Five major DWP benefit changes coming in April 2026
Need to know
The DWP is making five key changes to benefits from April 2026, including rate increases for Universal Credit, PIP and State Pension, as well as Easter payment date changes
Everything you need to know about DWP changes from April 2026:
- From April onwards, millions of people nationwide will see an increase in their bank balances. This is due to the DWP raising benefit rates. Payments set to rise include PIP, Universal Credit, Attendance Allowance, Disability Living Allowance and State Pension.
- A major alteration to Universal Credit has been implemented by the Government, effective from April 6 this year. Historic legislation to abolish the two-child benefit limit has now become law. This change eliminates the existing restriction in Universal Credit that limited support to a family’s first two children.

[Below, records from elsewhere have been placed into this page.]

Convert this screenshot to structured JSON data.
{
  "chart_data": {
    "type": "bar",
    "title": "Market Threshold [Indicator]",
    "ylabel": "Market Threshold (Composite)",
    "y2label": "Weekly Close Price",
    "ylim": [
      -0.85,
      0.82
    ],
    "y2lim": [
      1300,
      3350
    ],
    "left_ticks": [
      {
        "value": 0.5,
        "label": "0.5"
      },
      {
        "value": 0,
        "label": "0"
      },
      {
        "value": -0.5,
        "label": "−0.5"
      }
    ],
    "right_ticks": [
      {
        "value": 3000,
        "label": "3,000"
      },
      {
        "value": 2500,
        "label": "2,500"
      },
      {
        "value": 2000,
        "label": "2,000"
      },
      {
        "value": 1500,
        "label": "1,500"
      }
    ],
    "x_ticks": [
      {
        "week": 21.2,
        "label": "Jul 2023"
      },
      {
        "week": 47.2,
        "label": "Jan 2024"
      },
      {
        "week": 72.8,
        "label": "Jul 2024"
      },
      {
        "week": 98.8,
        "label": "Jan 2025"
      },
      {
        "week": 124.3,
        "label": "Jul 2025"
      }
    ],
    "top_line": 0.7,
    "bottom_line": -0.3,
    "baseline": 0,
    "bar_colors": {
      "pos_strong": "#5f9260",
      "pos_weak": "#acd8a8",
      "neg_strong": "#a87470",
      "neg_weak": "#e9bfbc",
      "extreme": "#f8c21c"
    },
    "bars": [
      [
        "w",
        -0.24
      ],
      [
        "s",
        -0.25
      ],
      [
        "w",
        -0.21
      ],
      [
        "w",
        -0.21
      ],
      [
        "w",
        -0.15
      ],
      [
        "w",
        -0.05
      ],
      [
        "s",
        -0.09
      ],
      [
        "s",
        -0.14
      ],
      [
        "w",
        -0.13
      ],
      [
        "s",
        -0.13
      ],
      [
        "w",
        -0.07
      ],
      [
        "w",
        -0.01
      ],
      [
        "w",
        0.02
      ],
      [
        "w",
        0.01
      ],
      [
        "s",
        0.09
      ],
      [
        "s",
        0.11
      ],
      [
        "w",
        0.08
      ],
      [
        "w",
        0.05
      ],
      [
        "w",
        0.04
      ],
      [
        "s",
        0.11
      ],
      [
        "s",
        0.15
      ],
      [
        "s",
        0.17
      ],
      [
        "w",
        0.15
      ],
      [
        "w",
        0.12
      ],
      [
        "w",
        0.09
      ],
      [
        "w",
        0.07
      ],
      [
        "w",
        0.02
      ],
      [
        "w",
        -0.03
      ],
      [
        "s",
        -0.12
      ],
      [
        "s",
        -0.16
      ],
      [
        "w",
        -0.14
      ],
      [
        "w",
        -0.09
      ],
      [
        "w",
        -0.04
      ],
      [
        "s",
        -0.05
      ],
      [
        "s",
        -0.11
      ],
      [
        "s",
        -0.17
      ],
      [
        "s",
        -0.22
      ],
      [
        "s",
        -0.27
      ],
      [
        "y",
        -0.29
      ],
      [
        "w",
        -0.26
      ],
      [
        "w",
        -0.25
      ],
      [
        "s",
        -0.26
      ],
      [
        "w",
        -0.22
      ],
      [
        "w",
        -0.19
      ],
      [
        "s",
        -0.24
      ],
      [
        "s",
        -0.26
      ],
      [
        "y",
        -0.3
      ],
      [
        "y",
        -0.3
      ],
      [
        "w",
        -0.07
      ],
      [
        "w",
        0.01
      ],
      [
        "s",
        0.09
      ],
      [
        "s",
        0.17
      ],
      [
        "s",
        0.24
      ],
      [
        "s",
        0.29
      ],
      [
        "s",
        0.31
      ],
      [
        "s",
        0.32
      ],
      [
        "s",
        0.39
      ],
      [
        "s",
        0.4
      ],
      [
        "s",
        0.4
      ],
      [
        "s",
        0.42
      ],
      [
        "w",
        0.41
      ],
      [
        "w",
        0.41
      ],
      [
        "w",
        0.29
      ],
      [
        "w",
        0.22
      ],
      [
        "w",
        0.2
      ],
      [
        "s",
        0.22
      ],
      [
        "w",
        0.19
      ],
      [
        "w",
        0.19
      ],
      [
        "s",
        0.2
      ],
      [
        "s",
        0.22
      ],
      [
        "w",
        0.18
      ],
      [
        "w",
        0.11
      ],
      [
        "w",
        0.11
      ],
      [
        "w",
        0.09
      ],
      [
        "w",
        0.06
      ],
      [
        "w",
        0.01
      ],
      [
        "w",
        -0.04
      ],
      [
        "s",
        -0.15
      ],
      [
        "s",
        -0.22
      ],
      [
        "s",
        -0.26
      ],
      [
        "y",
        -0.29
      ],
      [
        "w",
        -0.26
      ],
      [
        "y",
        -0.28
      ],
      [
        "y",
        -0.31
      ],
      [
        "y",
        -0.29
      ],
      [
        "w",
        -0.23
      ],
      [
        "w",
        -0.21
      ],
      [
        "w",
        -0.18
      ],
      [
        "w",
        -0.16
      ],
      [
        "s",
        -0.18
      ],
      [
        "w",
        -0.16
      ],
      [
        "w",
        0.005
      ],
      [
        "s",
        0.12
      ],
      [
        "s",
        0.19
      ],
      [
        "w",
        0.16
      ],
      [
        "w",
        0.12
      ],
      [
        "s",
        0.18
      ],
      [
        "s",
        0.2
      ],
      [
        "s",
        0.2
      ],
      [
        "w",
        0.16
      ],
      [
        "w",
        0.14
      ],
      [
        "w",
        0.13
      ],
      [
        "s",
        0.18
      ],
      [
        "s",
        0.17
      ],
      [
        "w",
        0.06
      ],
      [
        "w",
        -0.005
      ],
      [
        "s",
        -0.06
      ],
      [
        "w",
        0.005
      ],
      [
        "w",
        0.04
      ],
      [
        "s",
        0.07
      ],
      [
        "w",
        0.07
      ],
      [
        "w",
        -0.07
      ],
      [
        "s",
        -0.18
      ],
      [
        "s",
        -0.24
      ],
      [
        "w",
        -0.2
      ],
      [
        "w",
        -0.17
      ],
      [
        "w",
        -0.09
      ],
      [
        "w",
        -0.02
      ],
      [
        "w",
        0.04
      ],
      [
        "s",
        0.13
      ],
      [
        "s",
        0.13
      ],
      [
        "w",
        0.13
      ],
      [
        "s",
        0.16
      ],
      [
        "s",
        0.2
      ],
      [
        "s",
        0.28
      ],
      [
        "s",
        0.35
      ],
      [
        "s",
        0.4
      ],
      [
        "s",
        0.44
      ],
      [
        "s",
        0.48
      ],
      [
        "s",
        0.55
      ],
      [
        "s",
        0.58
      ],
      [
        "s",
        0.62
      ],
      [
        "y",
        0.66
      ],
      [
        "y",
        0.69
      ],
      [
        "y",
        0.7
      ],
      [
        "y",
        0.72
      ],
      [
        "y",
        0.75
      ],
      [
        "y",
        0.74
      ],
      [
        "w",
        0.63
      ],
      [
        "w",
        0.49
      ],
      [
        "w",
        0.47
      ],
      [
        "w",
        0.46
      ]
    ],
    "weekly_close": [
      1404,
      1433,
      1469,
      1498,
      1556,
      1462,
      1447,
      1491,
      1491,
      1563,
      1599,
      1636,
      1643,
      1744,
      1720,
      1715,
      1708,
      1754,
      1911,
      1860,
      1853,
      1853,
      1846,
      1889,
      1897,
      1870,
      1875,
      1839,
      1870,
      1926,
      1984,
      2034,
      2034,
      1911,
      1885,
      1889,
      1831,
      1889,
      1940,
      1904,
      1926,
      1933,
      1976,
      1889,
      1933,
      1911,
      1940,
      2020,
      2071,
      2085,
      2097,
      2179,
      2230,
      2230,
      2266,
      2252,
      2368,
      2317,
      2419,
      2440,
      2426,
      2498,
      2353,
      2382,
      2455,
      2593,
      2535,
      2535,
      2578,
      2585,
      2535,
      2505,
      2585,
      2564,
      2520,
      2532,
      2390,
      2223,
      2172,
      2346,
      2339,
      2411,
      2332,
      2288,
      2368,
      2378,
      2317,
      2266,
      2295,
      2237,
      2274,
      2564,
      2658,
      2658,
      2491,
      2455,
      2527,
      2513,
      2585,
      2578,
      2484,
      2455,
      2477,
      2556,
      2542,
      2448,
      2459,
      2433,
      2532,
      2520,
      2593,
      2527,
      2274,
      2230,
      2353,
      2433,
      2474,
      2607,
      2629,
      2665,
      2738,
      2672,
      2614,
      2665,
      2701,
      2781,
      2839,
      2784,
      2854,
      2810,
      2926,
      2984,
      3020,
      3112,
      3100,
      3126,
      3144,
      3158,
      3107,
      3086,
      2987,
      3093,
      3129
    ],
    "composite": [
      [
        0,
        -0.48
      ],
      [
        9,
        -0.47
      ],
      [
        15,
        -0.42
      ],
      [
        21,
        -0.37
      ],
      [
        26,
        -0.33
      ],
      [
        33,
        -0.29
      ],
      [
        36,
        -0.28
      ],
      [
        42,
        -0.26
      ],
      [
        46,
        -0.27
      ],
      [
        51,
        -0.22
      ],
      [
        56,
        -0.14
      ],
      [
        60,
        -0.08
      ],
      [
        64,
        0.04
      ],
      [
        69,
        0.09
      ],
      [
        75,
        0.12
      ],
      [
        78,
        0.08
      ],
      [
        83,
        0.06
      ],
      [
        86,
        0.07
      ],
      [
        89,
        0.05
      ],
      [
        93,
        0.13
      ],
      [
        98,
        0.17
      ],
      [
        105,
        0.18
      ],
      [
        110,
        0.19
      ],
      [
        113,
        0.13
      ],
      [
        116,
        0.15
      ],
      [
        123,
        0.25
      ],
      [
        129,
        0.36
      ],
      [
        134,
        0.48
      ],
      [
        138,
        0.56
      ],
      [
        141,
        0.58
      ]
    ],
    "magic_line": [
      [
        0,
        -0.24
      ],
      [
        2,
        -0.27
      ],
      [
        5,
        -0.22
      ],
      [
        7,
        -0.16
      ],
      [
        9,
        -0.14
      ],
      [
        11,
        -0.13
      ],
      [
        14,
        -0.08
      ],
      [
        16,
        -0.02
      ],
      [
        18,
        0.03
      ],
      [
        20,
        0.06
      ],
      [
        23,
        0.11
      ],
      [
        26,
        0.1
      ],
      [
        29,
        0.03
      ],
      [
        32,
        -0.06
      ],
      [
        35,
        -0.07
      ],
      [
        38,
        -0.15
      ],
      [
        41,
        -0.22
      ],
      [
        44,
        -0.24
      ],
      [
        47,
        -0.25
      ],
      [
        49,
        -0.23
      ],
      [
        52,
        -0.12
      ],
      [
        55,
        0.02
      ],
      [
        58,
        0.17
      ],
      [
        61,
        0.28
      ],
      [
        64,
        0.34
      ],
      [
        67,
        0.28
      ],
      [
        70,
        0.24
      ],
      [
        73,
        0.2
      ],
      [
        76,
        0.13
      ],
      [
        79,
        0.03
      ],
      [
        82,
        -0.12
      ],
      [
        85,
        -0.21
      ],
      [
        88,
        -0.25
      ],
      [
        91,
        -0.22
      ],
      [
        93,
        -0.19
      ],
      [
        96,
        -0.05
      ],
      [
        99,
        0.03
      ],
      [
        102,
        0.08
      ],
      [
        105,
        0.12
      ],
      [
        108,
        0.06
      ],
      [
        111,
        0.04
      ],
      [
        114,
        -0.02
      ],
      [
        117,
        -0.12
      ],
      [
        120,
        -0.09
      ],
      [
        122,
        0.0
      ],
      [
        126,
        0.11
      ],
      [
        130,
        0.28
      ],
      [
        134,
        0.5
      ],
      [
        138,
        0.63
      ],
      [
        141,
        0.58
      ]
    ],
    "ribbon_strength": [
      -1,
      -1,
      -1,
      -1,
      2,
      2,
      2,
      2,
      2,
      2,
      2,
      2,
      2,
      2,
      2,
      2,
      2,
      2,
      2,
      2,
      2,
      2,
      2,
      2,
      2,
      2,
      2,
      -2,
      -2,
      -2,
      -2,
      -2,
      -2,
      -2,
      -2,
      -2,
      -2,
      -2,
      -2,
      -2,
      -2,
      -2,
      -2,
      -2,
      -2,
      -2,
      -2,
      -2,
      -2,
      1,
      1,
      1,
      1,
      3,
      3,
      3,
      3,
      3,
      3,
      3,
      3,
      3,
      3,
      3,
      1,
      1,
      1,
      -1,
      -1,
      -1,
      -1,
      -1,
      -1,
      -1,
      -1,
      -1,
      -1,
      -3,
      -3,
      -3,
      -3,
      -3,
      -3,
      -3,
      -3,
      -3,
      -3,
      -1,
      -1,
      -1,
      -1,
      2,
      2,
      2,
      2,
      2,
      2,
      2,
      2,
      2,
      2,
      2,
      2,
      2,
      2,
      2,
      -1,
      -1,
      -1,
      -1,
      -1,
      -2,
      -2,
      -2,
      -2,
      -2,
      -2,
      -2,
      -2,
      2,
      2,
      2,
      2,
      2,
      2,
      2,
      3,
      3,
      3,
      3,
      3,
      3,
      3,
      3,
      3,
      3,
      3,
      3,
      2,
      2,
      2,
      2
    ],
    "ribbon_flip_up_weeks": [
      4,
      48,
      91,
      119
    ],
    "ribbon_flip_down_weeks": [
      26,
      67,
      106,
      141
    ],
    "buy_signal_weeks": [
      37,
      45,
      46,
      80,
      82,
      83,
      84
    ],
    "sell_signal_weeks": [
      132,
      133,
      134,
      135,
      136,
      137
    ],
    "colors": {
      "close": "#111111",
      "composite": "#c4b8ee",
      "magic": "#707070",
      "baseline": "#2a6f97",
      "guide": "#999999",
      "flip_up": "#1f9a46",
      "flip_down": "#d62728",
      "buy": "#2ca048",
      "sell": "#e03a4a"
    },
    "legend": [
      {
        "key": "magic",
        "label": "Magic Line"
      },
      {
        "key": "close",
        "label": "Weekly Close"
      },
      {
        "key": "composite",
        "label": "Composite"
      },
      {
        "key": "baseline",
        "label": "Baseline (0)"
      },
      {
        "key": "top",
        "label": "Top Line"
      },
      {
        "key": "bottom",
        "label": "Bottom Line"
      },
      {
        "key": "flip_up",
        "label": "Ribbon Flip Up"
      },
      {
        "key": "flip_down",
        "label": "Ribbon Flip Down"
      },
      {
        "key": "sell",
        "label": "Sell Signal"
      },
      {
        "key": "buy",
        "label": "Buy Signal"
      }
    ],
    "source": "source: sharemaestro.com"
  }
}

The DWP states that families already claiming the benefit will see the update applied automatically with no action required.
- Modifications to the health-related component of Universal Credit are scheduled to come into effect from April 6, changing how some claimants qualify for additional payments associated with illness or disability. The DWP stated that the reforms will address “perverse incentives” by introducing a lower Universal Credit health element rate of £217.26 per month for new claimants, compared to the higher rate of £429.80 for existing claimants. This extra support is known as the Limited Capability for Work and Work-Related Activity (LCWRA) element.
- Benefit claimants are being urged to check when they will receive their April payments. This is because some benefits will be impacted by the two bank holidays over Easter. If you are due to receive a payment on Friday April 3 (Good Friday) or Monday April 6 (Easter Monday), you should instead receive it on Thursday, April 2. This will be for most benefits, including Universal Credit, State Pension, Pension Credit, Child Benefit, Disability Living Allowance (DLA), Personal Independence Payment (PIP) and others, reports Chronicle Live.
- Those making a claim for Personal Independence Payments are being warned about a rule change coming in April. Under the new rules, there will be three years between reviews, once the benefit has been granted. The DWP says the aim of the move is to free up healthcare professionals who can conduct additional face-to-face assessments and complete more Working Capability Assessments (WCA). The current interval between PIP reviews can be as short as nine months. But this interval will be lengthened for most claimants 25 and over, to a minimum of three years for new applications, increasing to five years at review should they continue to qualify.